A book I will recommend to you is Michael Allin's "Zarafa", the story of how a young female giraffe travelled from the Sudan to delighted reception in Paris as the beautiful African stranger that she was. (Michael Allin also wrote the screenplay for Bruce Lee's "Enter the Dragon", amazingly enough.)
One gripping theme is the character of Napoleon's brilliant and foolhardy expedition against British interests in India via Egypt (where he proposed to conquer his way to Delhi, take the British Empire's jewel, and thereby defeat his foes without having to contest their sea power). Military history, surely, but also (and quite by accident) the first tentacle of European Enlightenment to set its foot on the backwards Orient.
In one direction, we all know well the story of bold explorers, rationalist ideas from the century of humanism, and American Revolution.
In another direction, we know well the opening shot of European upheavals signaled by the overthrow of the Bourbon kings in France and the ensuing waves that constructed Occidental political modernity over the course of the 19th century.
In a third direction we are familiar, post hoc, with post-colonialist ideas. These days we call Americans imperialists for pushing their politics (and self-interest) on everybody, and that's more or less the problem with all colonialism.
But I, for one, have not much thought about the unfolding of colonialism as an event intertwined with the very flourishing of intellectual movements in Europe itself. To be sure, this is one of the world's great hypocrisies seen in retrospect: as the French were declaring the "Rights of Man" and British having Glorious Revolutions, their troops and navies were enslaving millions of people and not at all to their betterment. India can thank Britain for the railroads, but that's really about it and not worth the cost.

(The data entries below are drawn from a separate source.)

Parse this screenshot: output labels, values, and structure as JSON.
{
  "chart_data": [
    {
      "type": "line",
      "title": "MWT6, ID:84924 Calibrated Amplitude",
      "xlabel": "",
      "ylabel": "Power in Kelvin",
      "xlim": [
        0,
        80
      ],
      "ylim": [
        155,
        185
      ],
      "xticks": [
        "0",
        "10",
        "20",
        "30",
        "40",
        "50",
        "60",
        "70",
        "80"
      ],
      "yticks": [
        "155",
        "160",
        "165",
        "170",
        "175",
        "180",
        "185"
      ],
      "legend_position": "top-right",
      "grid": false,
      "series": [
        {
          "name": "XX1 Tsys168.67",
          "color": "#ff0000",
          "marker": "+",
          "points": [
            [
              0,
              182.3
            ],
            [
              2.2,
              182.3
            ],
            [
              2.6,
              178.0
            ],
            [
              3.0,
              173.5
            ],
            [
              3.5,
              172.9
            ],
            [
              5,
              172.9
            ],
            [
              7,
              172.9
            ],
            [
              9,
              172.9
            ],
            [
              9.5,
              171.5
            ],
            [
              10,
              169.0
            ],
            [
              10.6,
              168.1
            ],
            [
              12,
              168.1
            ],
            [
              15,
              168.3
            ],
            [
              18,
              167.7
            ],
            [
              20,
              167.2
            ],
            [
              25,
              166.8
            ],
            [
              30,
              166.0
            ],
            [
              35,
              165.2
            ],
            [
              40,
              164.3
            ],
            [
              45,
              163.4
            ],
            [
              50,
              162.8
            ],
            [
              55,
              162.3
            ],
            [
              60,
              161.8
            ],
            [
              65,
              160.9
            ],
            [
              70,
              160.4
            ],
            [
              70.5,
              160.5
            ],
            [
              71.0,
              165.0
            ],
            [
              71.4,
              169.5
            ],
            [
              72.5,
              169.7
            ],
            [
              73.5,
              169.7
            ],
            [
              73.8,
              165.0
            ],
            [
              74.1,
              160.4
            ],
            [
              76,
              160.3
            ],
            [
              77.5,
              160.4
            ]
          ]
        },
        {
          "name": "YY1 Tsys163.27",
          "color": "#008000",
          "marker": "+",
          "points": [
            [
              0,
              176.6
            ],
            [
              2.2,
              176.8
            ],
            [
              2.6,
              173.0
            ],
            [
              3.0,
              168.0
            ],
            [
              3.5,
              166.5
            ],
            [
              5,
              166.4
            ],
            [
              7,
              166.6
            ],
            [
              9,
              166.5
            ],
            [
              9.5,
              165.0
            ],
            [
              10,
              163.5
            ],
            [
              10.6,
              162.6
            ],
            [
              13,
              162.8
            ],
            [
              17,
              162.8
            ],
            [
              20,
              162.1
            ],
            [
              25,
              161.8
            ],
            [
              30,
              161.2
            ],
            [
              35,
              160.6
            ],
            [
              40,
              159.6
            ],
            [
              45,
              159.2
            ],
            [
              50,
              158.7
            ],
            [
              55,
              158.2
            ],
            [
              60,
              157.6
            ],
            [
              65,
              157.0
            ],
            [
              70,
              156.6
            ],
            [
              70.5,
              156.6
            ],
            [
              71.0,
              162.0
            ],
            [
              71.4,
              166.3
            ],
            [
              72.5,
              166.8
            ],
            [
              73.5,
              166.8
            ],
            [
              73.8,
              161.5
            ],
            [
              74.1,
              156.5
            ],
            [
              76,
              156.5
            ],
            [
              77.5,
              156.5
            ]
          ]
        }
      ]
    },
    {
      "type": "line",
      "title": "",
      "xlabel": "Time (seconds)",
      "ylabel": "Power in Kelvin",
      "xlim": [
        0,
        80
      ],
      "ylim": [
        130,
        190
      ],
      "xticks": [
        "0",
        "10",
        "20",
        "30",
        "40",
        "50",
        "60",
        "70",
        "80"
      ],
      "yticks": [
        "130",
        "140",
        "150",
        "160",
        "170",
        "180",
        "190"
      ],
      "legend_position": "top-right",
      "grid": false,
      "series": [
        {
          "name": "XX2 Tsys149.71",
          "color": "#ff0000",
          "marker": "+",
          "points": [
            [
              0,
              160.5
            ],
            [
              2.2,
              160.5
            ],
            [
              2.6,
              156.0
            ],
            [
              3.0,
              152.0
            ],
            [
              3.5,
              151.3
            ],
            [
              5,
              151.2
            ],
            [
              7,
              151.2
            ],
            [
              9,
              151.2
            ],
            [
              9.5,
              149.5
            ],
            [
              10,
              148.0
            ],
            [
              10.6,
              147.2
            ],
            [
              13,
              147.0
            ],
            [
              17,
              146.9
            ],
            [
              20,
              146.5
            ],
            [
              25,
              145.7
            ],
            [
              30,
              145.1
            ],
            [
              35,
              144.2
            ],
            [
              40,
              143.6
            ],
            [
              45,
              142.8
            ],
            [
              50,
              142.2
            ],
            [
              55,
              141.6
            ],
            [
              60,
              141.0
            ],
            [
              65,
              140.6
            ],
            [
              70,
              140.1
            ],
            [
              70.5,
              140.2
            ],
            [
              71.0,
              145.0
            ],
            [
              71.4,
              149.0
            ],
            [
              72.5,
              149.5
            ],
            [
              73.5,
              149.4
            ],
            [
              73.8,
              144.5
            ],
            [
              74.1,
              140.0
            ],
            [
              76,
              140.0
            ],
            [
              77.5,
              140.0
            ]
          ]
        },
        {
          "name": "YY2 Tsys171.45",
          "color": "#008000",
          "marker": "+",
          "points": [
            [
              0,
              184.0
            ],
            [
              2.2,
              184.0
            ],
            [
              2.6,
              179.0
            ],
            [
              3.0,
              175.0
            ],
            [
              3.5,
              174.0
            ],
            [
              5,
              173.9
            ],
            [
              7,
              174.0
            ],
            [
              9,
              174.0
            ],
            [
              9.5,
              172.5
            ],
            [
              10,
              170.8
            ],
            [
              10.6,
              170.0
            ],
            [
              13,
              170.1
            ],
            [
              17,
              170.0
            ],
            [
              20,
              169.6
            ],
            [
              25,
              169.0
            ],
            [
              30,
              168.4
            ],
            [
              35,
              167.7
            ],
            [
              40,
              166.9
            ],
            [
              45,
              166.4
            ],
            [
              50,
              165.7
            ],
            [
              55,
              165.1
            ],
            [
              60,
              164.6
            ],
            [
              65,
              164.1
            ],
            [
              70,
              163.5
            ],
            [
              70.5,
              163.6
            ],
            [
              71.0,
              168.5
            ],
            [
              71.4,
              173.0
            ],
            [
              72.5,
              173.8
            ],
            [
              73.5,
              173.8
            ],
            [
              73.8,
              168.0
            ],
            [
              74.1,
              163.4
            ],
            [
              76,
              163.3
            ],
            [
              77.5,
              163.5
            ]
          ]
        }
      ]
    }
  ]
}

So what did the lumieres think of themselves, as they went off and plundered worlds far off?
De Las Casas, for example, was arguing for a while already that native peoples had souls (since the 16th century). And contemporary arguments to that effect resulted in the abolition of slavery in the First French Republic for example.
What is interesting, however, is to think of Napoleon and his army of 30,000 men accompanied by the 250 greatest savants of the time -- experts in engineering, anthropology, biology, philosophy, languages, and so on. He took an army of scientists with him, to study and give counsel as he conducted his long campaign. He, himself, held the chair of mathematics on their counsel (awarded to him by their vote, and so honored by it that he never missed a meeting). Napoleon said, surveying the Mocattam quarries of the Pyramids, "I found myself a conqueror in Europe like Alexander; it had been more to my liking to march in the footsteps of Newton." While there, the little genius also converted to Islam (for political reasons) and wore a turban.
When the British fleet swooped in and destroyed the French fleet of 400 ships, left waiting for his return, Napoleon was trapped with his army on the wrong side of the Mediterranean. To attend to instability back home, Napoleon ran the British blockade with a few of his closest military and scientific advisors, essentially abandoning his army behind him.
The remaining army of scientists set to work inventing Egyptology. The greatest men of science of the age, all assembled in the exceedingly foreign and strange land of the pharaohs did it all -- collected animals and insects, recorded movements of the Nile, surveyed the feasibility of a canal to the Indian Ocean, investigated the tombs and pyramids, and so on.
Though the army was eventually defeated by the Ottomans and the British, the scientific contingent was not.
Egyptology, the blooming science that followed, was the bold new domain of the day. On their modernizing missions, they were studying the ancient and bizarre lands they encountered with the curiosity they had applied to planets and chemicals.
The adventuring general of the French Republic with his scientists and counselors, exporting the values and methods of Enlightenment-- it is really a charming image of Napoleon.